Par un mémoire, enregistré le 25 janvier 2023, le préfet du Doubs conclut au non-lieu à statuer.
Il soutient qu'il a délivré à M. B le titre de séjour demandé le 20 janvier 2023.
Vu les autres pièces du dossier.
Vu :
- le code de l'entrée et du séjour des étrangers et du droit d'asile ;
- le code de justice administrative.
Le président de la formation de jugement a dispensé le rapporteur public, sur sa proposition, de prononcer des conclusions à l'audience.
Les parties ont été régulièrement averties du jour de l'audience.

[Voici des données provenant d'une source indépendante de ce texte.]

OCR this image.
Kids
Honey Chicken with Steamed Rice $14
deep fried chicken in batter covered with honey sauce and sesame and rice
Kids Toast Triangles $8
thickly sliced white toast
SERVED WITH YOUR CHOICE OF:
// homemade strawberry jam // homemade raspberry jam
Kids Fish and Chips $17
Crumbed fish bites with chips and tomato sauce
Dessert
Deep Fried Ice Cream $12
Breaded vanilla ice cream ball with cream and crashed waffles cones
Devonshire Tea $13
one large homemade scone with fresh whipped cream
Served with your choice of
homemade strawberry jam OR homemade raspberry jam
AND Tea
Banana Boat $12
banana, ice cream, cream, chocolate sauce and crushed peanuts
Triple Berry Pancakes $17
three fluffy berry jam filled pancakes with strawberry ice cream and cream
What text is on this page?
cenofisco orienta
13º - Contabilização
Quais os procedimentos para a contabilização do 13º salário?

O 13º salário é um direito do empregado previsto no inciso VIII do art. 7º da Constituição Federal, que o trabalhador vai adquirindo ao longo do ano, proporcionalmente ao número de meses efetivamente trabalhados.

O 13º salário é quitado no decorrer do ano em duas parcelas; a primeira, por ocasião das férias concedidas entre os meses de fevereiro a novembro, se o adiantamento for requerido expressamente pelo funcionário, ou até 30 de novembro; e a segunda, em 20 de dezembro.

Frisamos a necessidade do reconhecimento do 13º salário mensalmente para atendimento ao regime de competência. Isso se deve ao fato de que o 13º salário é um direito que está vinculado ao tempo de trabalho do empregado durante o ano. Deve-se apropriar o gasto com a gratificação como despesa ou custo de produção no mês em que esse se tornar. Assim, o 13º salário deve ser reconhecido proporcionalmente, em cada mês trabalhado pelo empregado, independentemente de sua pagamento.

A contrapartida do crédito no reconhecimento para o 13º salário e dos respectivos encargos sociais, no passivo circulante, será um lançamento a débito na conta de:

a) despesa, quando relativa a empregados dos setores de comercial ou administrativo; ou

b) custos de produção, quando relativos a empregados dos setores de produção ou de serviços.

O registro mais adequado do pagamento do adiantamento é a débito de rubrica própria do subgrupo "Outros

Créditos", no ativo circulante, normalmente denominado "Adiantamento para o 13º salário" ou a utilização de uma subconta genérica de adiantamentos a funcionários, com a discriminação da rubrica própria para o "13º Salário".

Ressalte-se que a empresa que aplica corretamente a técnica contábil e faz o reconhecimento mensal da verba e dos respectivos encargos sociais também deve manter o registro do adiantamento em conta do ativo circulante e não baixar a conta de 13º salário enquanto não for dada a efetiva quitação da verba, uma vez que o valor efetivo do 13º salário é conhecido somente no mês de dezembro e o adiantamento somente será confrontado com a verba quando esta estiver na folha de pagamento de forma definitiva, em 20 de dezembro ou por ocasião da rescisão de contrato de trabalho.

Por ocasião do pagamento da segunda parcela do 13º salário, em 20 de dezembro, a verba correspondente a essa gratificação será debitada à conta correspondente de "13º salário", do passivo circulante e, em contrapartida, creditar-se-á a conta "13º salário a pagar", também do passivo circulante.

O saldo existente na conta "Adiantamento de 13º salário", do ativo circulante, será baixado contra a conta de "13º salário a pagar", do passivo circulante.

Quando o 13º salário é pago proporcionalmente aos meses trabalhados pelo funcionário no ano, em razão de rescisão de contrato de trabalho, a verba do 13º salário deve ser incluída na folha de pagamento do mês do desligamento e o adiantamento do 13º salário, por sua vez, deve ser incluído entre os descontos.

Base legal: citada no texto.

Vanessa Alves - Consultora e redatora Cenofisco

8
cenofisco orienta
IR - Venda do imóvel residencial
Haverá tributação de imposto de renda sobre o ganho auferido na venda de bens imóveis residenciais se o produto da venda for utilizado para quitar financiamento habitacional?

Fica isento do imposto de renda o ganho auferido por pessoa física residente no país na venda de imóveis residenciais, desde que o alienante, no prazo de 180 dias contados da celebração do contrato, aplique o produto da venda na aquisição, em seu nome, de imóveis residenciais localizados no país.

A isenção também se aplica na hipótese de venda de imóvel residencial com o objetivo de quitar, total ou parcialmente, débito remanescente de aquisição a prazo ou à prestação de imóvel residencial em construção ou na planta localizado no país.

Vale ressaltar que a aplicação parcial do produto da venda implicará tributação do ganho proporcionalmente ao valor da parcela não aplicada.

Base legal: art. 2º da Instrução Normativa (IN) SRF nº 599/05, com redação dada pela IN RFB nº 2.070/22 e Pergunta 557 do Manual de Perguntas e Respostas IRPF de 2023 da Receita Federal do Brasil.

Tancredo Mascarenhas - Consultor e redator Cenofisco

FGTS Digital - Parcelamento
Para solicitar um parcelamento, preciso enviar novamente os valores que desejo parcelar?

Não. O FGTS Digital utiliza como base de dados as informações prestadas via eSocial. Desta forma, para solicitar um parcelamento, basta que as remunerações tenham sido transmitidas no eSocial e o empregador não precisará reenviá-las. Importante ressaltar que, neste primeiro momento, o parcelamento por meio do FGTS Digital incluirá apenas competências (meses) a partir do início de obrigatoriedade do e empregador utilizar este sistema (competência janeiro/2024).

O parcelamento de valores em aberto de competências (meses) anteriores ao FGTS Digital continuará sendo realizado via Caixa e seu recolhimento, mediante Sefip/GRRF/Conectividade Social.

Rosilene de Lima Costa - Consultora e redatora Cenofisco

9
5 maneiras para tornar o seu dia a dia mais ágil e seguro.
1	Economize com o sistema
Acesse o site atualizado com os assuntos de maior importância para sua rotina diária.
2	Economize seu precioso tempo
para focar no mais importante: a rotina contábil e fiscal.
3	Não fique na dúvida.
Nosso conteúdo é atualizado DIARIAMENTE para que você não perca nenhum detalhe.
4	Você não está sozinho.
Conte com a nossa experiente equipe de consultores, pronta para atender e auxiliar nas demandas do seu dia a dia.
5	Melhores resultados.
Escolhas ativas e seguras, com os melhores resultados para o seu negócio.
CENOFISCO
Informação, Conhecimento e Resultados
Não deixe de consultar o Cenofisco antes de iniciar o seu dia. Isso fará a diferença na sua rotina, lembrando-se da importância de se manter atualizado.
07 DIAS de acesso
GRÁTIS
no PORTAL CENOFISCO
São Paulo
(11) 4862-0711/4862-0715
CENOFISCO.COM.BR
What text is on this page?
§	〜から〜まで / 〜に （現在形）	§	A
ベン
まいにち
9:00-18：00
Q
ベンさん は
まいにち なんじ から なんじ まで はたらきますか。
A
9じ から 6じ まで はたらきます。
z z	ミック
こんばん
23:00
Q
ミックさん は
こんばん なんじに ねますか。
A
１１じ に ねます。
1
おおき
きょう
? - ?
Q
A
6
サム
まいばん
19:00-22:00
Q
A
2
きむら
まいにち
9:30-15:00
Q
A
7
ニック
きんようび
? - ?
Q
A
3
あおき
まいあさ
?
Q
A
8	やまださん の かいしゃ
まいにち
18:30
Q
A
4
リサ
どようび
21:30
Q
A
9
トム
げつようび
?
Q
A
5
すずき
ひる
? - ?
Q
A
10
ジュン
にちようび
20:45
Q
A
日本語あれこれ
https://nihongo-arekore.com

Le rapport de M. Trottier, président, a été entendu au cours de l'audience publique.
Considérant ce qui suit :
1. M. B, de nationalité marocaine, né le 23 août 1993, est entré en France le 16 juillet 2020 sous couvert d'un visa long séjour et s'est vu délivrer une carte de séjour pluriannuelle portant la mention " passeport talent famille ", valable jusqu'au 23 novembre 2022. Le 23 août 2022, l'intéressé a demandé le renouvellement de sa carte de séjour et un changement de statut au profit de celui de salarié. Par un arrêté en date du 16 novembre 2022, le préfet du Doubs a rejeté sa demande, lui a fait obligation de quitter le territoire français dans un délai de trente jours et a fixé le pays de renvoi. M. B demande l'annulation de ces décisions.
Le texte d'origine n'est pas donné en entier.